# New CD title



## AmberSunrise (Apr 1, 2009)

Huge congratulations to you both


----------



## hotel4dogs (Sep 29, 2008)

Congratulations!!! Proud of you!


----------



## Rilelen (Jan 11, 2015)

Congrats to you two!


----------



## Ljilly28 (Jan 22, 2008)

Thank you! We went to do something to enjoy together, and it was fun.

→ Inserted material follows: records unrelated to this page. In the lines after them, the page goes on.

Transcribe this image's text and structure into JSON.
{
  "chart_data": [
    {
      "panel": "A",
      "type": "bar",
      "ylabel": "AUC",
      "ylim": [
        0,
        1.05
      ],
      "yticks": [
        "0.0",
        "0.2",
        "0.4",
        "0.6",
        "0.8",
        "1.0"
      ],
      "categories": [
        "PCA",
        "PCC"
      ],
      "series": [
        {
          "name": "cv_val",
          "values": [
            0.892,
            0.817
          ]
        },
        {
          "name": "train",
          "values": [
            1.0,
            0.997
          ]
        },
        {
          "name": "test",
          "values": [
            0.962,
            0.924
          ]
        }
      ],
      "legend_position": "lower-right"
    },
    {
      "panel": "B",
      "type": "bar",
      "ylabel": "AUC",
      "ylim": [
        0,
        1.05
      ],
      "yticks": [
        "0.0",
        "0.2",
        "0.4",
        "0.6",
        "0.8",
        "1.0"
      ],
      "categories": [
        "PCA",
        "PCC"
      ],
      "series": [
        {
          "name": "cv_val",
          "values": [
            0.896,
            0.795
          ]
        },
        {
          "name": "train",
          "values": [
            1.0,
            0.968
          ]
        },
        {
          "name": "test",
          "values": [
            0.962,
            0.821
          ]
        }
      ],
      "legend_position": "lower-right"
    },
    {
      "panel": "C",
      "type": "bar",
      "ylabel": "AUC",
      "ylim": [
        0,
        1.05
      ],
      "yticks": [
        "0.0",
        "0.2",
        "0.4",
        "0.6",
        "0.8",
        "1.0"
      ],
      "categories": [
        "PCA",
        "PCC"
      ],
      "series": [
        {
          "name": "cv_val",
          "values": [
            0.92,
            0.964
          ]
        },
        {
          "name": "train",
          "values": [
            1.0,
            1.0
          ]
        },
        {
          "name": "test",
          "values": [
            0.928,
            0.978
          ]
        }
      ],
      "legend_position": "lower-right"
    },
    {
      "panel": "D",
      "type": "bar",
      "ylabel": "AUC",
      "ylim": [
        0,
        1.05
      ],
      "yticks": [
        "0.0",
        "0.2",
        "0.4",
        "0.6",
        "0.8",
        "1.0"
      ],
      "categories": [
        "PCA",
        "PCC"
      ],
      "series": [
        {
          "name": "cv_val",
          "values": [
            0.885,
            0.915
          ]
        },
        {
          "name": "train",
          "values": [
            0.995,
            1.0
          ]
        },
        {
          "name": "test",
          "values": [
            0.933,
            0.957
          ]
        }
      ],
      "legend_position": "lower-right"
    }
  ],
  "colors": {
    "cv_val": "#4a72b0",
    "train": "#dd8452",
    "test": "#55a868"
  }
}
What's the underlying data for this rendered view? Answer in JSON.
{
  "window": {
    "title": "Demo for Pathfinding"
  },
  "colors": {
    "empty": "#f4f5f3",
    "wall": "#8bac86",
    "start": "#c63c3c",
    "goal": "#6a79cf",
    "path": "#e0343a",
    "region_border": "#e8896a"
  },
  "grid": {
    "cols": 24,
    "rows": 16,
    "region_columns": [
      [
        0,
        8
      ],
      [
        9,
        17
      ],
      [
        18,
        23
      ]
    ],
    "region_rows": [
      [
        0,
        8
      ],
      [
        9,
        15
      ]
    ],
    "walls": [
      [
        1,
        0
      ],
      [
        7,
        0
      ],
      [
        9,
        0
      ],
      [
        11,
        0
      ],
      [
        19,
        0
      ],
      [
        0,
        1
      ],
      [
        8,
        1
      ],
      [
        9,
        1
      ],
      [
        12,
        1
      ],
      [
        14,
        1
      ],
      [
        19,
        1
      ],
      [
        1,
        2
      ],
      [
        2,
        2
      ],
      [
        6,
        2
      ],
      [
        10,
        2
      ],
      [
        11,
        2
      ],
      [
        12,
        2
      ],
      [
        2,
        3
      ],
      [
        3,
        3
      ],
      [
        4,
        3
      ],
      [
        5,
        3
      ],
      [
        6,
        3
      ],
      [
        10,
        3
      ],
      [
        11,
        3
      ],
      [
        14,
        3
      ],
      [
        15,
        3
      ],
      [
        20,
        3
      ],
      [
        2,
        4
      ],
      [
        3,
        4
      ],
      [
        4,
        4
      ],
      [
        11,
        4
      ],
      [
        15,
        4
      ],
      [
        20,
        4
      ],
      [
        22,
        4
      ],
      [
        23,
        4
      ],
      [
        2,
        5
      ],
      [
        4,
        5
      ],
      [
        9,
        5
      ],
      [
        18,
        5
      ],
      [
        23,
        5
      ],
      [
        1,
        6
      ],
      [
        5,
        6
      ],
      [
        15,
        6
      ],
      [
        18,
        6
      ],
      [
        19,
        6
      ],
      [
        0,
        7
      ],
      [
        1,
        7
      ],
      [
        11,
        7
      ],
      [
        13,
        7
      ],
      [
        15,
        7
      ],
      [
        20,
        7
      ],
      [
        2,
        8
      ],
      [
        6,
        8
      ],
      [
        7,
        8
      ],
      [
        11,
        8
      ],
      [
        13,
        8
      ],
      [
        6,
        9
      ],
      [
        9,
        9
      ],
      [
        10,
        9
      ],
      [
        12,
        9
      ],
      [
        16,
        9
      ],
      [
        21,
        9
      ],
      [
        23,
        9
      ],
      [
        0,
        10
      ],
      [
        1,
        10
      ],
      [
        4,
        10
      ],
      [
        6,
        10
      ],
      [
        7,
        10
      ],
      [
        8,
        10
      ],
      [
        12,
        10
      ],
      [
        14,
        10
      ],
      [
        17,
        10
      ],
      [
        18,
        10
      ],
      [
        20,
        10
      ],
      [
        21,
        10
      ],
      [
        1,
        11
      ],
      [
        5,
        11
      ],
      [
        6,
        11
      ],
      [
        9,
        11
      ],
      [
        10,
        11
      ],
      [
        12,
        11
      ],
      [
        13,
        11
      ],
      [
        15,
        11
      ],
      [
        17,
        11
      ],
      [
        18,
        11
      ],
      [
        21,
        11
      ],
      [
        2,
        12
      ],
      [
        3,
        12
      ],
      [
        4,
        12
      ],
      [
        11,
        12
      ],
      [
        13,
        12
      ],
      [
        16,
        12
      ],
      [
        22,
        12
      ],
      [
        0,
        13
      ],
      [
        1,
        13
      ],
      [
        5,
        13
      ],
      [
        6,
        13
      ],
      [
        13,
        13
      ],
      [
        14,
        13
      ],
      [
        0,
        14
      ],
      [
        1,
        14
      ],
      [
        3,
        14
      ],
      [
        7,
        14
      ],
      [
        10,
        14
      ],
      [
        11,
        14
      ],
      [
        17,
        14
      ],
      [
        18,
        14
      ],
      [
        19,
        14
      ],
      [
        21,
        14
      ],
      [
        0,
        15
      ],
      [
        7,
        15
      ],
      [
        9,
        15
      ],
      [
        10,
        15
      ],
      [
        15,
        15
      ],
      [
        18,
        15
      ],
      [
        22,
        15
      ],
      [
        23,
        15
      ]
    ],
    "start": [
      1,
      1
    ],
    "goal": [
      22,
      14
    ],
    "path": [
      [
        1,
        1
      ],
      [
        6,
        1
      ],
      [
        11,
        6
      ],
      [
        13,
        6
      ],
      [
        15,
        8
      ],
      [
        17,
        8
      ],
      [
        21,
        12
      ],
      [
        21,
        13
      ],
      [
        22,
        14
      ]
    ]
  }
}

My goal was not to compare Mystic to Tally, bc my feeling of confidence with Tally is so strong, and Mystic is new to all this.


----------



## Figtoria (Apr 19, 2016)

Congratulations!!! That's a great accomplish - 3 in a row!!!


----------



## hollyk (Feb 21, 2009)

Congratulations to you both!


----------



## Ljilly28 (Jan 22, 2008)

Just hit enter on 4 days of Open A , lol, but then we are going to be stuck bc no real clue about training Utility


----------



## SheetsSM (Jan 17, 2008)

Ljilly28 said:


> Just hit enter on 4 days of Open A , lol, but then we are going to be stuck bc no real clue about training Utility


You are a brave woman! My pup & I earned Novice in a weekend but Open seems so far away from the Novice exercises, imagine we'll ease into it through Graduate Novice. Have fun & can't wait to hear how it goes!


----------



## Ljilly28 (Jan 22, 2008)

That is how I feel about Utility- CDX is fine but Utility I have no idea or clue.


----------